“Eat, sweetheart,” she said to Gavin. “The bus will arrive soon.”
She spun back to the stove to drip more batter onto the pan. Cooking breakfast required perfect timing. Most mornings she worked for a healthier offering, including breakfast casseroles and fruit compotes. One day of pancakes and bacon wouldn’t hurt.
Dax had just poured a tooth-decaying amount of warm syrup onto a stack of pancakes when his cell phone chirped.
He made a disparaging face before barking into the mouthpiece. “What?”
After listening for a minute, he said, “Will anyone die if I eat breakfast first?”
Then he tossed the telephone onto the table and went back to his pancakes.
The short comment was exactly the kind she’d come to expect of her employer. He didn’t waste words, which made him all the more difficult to understand.

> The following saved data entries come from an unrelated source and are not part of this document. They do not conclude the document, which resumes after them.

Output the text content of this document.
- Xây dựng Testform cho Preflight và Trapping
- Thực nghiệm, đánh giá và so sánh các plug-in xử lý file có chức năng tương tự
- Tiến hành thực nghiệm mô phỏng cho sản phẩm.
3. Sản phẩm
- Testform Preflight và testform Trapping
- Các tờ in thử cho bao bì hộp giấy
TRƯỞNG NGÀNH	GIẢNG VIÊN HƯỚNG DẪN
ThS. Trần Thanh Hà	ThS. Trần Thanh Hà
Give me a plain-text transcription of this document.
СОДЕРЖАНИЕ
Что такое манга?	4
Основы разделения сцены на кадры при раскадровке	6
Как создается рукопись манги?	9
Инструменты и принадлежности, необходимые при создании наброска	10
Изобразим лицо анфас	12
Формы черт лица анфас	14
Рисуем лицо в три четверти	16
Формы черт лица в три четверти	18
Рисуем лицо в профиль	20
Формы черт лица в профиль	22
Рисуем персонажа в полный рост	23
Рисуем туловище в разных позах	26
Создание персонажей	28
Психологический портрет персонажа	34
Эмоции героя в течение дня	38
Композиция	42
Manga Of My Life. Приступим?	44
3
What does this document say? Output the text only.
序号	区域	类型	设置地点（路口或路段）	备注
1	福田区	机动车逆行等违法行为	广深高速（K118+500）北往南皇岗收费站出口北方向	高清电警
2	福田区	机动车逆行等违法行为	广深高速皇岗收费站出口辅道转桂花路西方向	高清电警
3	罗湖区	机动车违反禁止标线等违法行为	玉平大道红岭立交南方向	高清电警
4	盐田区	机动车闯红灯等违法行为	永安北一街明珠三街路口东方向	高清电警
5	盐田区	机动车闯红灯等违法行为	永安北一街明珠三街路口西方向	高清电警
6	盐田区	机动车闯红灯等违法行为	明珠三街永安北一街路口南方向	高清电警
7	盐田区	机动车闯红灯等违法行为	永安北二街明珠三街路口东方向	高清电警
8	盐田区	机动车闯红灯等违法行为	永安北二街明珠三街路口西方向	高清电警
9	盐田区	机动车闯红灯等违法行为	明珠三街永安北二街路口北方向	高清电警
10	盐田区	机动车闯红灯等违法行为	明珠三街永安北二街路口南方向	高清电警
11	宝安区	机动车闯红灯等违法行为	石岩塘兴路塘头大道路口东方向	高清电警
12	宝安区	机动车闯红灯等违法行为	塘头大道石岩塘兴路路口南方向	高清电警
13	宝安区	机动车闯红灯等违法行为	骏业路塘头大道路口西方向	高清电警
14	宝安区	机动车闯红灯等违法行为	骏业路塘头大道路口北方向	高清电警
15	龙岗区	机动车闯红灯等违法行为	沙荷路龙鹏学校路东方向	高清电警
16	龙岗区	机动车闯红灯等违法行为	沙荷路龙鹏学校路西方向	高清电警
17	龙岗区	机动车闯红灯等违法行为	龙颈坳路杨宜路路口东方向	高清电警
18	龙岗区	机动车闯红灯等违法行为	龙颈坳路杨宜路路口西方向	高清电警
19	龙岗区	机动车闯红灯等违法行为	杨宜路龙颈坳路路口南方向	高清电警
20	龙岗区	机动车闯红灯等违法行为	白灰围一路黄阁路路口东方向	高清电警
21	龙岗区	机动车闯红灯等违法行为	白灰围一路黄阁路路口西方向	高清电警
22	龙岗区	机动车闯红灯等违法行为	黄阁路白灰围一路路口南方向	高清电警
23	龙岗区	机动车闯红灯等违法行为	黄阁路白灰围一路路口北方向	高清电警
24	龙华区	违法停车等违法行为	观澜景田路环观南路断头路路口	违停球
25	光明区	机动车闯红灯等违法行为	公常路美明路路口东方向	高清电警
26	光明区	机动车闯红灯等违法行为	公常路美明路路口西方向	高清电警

Jenna refilled his coffee cup. As she turned away, he caught her wrist in his long fingers. “Sit down. Your pancakes are getting cold.”
The touch of Dax’s hard fingers against her skin brought a strange hum to her nerve endings.
She’d learned not to argue about taking meals with the family. He was insistent. She had to admit she preferred meals with the reticent rancher and his shyly sweet son to being alone. Very slowly, she was getting to know the nice man behind the glower. Getting close was another, more troubling matter.
“May I please get a glass of milk first?” she asked, glancing down at the circle of fingers where he held her captive.
He hissed through his teeth, dropped her hand and attacked his pancakes with an almost angry force.
Jenna turned away in confusion. What was that all about? Had he felt the staggered trip of her pulse against those thick, calloused fingers? Had he recognized the buzz of electricity racing through her blood and been repelled?
She had no right feeling attracted to her employer. She’d lose her job. He’d toss her out. Worse, she was no judge of men. Hadn’t she learned a thing after the fiasco with Derek?
Drawing upon a lifetime of pretending everything was all right when it wasn’t, she poured a glass of milk and sat down, intent on making normal conversation. Executing appropriate small talk was a fine art, her mother would say, and though she was less skilled than her mother, she could manage.
“Problems on the ranch?” she asked, indicating the discarded cell phone.
Dax glowered at the device, though Jenna wondered if the scowl was meant for her. “Rowdy can handle the situation until I get there. That’s what I pay him for.”
Rowdy. The thought of Dax’s top ranch hand soured the sweet taste of pancakes. For more than a week she’d managed to avoid another encounter with the man, a run of good luck she hoped would continue.
“What’s wrong? A sick animal?” Beyond the subtleties of preparing a lovely prime rib, Jenna knew nothing about cattle. Dax had told her a little about the ranch, enough that she was interested. For a woman who’d been sheltered from so much, she wanted to know everything about everything.
“We have an A-I crew here today. They’re early.” He forked a bite of syrupy pancake and stirred it around his plate.
“May I inquire as to what an A-I crew might be?”
His mouth twitched. “You may. Artificial insemination.”
Jenna was certain she turned pink. “I never realized such a thing occurred in cattle.”
“Just one select group of experimental cows.”
“Experimental cows. How fascinating.” Not that she had any idea what he was talking about, but she liked the rumble of that scratchy-rough voice. And she felt rather pleased to have drawn him out. Most mornings, he mumbled hello and goodbye and disappeared out the door. Evenings were somewhat better.
Apparently, she’d been asking the wrong questions because once he started talking about his experimental cows, he didn’t stop. Some of the conversation about selective breeding of a certain pasture of purebred cattle went completely over her head, but she listened hard. Dax Coleman was passionate about two things: his son and this ranch.
During a pause, Jenna noticed the clock. “Gavin, you need to brush your teeth. The bus will be here in five minutes.” When Gavin scooted away from the table, she turned back to Dax. “Now tell me more about Number Thirty-two and what made her special enough to win ‘Supreme Overall Breed’ at the San Antonio show?”
Dax pointed his fork at her. “Do you really want to hear this or are you just being your perky self?”
Perky? Was that a compliment?
“I’m learning the nuances of ranch life,” she said. “Please continue.”
Dax shook his head. “The nuances of ranch life, huh? Okay, you asked for it.” He launched into a technical explanation that had her mentally galloping to keep up. Dax Coleman might be a rough cattle rancher but he was a very bright man.